Why Are Doula Fees So High?

A Doula’s Fees

Many people ask about the breakdown of professional labor support fees. I offer this information so that you’ll have a better idea of what your money is paying for.

 

HOURS

Most first labors last longer than 18 hours; some can last as long as 40 hours or more. The average time I spend with a woman for her labor and birth is about 14 hours.   I spend at least another 6 hours in prenatal meetings and the postpartum meeting.  Phone calls, individual research and responding to e-mails often add another hour or two per client.  Second and third births are very often shorter but require quick action on my part.   I charge a lower fee for second/third time births.

 

CLIENTS

When I make a commitment to be available to attend you in labor, I limit the number of clients I put on my calendar to avoid birth conflicts and to ensure that I am reasonably rested when you go into labor.
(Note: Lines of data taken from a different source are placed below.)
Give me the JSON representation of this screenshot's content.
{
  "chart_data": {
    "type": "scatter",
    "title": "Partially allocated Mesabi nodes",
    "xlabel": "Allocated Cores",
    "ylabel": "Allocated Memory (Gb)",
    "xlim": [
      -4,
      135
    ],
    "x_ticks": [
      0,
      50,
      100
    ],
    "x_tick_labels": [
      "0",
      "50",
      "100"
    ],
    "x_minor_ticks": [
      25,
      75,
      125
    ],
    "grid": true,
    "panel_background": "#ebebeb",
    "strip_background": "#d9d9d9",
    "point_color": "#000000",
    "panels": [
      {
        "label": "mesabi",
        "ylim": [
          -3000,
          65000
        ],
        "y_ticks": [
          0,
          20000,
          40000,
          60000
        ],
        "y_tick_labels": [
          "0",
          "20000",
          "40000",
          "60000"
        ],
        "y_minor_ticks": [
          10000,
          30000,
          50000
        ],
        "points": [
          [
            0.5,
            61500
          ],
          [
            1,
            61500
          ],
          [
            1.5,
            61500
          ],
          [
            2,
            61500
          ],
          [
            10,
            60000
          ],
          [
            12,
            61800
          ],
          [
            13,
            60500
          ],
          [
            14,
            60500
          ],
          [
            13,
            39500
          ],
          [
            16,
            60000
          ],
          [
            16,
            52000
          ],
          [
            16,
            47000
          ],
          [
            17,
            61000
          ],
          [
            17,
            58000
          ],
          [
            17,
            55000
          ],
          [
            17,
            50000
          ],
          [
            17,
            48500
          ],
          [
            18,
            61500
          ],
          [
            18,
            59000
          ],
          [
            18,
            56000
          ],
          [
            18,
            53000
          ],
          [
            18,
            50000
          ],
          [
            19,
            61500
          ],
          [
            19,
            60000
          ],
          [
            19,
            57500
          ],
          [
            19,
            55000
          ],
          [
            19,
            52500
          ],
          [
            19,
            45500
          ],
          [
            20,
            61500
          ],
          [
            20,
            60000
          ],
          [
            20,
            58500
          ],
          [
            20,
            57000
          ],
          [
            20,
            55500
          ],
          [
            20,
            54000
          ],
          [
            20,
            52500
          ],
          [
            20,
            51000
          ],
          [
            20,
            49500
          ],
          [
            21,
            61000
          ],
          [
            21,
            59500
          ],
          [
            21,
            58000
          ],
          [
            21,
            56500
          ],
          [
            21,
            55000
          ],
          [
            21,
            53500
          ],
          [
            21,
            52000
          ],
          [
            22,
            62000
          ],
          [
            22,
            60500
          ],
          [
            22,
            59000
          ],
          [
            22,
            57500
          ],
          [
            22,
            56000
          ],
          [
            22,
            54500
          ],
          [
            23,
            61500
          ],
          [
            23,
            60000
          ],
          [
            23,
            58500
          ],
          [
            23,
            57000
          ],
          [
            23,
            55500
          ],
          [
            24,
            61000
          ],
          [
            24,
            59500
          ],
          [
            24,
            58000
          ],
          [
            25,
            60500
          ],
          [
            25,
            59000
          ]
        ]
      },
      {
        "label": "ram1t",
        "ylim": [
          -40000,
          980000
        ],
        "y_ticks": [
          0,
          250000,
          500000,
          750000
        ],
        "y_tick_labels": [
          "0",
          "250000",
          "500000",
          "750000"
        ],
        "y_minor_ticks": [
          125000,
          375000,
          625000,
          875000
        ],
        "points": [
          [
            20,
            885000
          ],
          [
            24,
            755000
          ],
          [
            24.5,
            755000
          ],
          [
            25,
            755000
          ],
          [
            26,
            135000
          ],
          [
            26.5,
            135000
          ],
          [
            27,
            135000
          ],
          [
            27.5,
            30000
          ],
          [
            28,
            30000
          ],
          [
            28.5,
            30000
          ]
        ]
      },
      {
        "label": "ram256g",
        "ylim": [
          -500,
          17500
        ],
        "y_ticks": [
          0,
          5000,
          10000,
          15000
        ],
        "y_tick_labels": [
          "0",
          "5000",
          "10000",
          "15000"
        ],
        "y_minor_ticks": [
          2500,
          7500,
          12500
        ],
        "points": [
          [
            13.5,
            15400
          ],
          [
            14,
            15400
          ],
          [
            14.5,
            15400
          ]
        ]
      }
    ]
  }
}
I try to schedule only one or two clients per month which gives you the highest chances I’ll be free to be with you. When I put your due date on my calendar, I commit to being available two weeks beforehand and two weeks after that date. This means that when I schedule a vacation, I have to add another four weeks during which I cannot accept clients.

 

SELF-EMPLOYMENT FACTOR

The rule of thumb is that a self-employed professional’s income is only half of what they earn, after deductions for vacation and sick time, self-employment taxes, health insurance, and business expenses. Communication expenses are high for a doula – I have a cell phone so I’m always reachable, a web site, and a computer with a high-speed internet connection. I also have routine professional and office expenses and unusual transportation and supplies expenses.  There are supplies I bring with me to your birth and give you at appointments and interviews.  In addition, I also have to be able to compensate a back-up if the need arises.

 

TRAINING AND EXPERIENCE

It’s important to me to keep up with all of the most current information. In order to attend conferences and training opportunities, I often have to limit the number of clients I can accept around the time I will be unavailable, thereby reducing the number of clients I can work with each year.  In addition there is no “company benefit” that pays for these seminars and conferences.

 

INTANGIBLES

Being on-call all the time requires a very high level of personal sacrifice, including a willingness to be awakened any hour to go attend a labor for the next 9-18 (or more) hours.  Personal family events can be missed or interrupted for births. When I go to a movie with a friend, we have to take two cars, in case I have to leave suddenly for a birth. I can attend a party, but I’ll have to forgo that glass of wine and I have to bring a change of clothes with me wherever I go. In order to care for my children I have to arrange for another responsible adult to take over at a moment’s notice. I cannot take spontaneous weekend trips away from home, and even local appointments have to be planned around due dates so that I’m never far away or indisposed when a client calls in labor.

 

What you aren’t paying for is how much I care, which is priceless.